Schools are asked to do many things for students: provide food, medical care, family counseling, discipline and, of course, education. Generally, those who work in education have dealt with each need and found solutions for students and families. They have done this despite shrinking budgets and shrinking support in the public education system. We are now facing an uncertain future in public education, while we recover from the pandemic, recession, and historic levels of division and inequity.
A cornerstone of society, our schools can be a powerful accelerant toward a virtuous cycle of progress and prosperity. But public education is in a precarious position, and for too long it has absorbed blame and trundled along. So, as we look to emerge into spring and out of the pandemic, we are called to do the hard work of working together. True progress in education is possible if we act as a community.
To kick off, I’ll start with three key lessons learned during nearly four years on the Santa Fe Public Schools Board of Education.
1. Public education is fueled by almost unparalleled human passion, because, after all, it’s about the children. But it is also incredibly complex and regulated.
That passion is probably our schools’ greatest asset, and during the pandemic, the increased engagement from adults supporting students has been magical. Most of us are now closer to our students’ school days than ever. But it’s the professional educators, with their career passions, who manage the complex factors and the regulations that govern our schools.

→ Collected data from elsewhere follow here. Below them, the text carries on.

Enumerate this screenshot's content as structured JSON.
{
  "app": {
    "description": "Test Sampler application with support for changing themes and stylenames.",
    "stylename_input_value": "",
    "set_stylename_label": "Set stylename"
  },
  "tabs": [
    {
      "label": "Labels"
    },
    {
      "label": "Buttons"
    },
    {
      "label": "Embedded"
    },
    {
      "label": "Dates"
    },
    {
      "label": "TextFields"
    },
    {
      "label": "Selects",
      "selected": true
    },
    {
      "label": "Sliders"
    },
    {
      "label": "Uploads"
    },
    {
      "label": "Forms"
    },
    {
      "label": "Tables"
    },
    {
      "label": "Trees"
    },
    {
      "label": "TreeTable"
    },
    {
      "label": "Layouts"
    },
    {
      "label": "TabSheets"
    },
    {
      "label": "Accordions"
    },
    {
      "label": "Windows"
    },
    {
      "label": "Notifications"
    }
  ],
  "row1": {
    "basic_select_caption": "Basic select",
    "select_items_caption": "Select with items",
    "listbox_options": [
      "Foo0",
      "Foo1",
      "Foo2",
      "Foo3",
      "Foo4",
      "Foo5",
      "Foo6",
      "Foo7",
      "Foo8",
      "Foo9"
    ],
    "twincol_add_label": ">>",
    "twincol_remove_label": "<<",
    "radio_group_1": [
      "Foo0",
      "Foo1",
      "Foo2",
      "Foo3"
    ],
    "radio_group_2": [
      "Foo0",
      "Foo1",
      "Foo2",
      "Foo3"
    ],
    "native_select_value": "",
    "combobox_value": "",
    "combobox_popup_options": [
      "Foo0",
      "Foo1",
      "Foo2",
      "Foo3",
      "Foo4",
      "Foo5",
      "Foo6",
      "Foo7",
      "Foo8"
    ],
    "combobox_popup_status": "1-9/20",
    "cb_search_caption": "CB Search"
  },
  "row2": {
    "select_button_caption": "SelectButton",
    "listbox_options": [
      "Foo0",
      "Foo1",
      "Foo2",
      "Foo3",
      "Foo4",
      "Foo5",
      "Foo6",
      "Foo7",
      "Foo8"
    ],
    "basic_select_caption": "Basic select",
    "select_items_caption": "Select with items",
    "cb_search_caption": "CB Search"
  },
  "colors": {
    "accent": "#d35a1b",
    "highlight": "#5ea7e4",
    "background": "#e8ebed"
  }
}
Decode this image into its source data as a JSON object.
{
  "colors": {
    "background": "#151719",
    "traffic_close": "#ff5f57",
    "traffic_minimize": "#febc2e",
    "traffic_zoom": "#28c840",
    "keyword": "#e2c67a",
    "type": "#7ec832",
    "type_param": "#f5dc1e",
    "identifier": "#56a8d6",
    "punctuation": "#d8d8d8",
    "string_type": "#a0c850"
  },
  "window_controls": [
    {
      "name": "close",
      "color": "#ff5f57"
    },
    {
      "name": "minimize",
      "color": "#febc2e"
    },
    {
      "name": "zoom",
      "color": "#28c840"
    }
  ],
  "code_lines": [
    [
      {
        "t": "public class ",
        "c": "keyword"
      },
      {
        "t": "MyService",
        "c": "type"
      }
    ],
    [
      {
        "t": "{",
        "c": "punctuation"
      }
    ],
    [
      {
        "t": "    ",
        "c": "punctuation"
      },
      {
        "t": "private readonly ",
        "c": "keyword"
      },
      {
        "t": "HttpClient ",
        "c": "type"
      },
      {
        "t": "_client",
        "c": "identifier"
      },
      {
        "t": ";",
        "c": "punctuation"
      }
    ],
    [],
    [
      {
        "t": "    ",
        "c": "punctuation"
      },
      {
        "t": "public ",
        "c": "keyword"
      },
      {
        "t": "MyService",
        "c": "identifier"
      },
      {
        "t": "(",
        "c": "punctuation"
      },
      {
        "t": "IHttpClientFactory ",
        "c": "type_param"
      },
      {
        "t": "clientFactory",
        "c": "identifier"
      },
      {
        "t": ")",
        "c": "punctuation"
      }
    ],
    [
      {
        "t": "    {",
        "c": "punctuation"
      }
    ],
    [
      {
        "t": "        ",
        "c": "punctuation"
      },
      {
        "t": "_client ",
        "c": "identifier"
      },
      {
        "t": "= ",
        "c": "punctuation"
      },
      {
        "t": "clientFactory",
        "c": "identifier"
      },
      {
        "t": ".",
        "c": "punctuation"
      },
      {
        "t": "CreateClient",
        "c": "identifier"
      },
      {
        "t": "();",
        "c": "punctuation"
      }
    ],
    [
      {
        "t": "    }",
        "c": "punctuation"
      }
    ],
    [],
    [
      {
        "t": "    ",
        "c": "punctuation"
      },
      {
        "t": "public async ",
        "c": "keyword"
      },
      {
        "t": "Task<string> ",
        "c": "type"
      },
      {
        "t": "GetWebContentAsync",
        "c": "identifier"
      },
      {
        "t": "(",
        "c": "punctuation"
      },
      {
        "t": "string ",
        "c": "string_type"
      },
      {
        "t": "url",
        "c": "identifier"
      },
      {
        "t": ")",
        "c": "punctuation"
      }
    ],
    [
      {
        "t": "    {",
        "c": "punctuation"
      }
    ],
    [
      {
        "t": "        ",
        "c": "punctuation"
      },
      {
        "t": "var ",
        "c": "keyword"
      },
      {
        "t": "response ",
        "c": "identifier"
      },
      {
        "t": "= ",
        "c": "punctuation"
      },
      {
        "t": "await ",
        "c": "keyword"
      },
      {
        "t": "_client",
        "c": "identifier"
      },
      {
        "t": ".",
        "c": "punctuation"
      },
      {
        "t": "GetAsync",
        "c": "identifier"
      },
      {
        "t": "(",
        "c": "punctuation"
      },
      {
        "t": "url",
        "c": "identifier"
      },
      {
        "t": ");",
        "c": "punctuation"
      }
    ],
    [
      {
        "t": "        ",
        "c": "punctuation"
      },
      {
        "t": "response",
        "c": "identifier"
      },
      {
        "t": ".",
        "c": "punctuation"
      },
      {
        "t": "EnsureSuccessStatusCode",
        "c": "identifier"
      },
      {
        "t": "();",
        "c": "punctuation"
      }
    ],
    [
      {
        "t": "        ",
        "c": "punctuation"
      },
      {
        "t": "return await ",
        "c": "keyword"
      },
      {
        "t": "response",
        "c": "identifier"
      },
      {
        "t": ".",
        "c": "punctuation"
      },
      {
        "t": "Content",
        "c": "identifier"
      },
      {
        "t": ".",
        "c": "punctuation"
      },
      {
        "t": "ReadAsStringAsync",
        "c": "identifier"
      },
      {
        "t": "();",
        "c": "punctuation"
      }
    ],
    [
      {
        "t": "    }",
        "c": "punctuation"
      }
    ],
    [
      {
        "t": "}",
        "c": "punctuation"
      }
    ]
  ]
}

Some regulations are centered around individuals — like processes to support medically fragile students. Others are big-system considerations — like the different requirements for various funding sources, federal money, state legislation, voter-approved bonds and mill levies, private grants and out-of-school supports. Plus, there are the requirements around serving thousands of daily meals, giving vaccinations, providing mental health and other wellness supports. Which brings me to:
2. The teachers and staff are the heart and soul of our schools. In a historically underpaid, highly criticized and politicized arena, people work in schools because of their deep commitment. They are the problem solvers. They are the force that makes progress, and the people who manage the troubles.
The work is hard, with early morning starts, strict rules to follow, infinite requests and special circumstances, plentiful misunderstandings and miscommunications, a healthy dose of acting out, oodles of logistics and frequent micro-crises. But the staff shows up and moves students’ learning forward. Which is why:
3. Schools depend on community support, and we need this more than ever. Volunteers, nonprofits, local businesses, neighbors, community colleges, city and county programs, all contribute to schools and make a difference for students and families.
This is how we have extracurricular activities and leverage incredible cultural assets. It’s how robotics clubs, field trips, attendance awards, athletics, music groups, literacy support, internships, mentorships, dual credit programs, job pathways and many other crucial activities can happen.
We have a once-in-a-lifetime opportunity to rebuild public education and make strong the cornerstone of our community’s prosperity. It has been hugely disrupted; we have learned immense amounts and adopted enabling technology quickly. Now, as we rebuild we can innovate. We must foster a culture of support for educators, students and schools. Public education is truly a local system, reflective of, and dependent on, the staff, families, organizations, and environments that surround our schools.
So, let’s move forward with open minds, kindness, and a strong bias to innovation and problem solving, together. Find some way to contribute, large or small. Ask families, teachers, and most of all students what they need from the community, and make it happen. Education will never be the same again, and that can be good.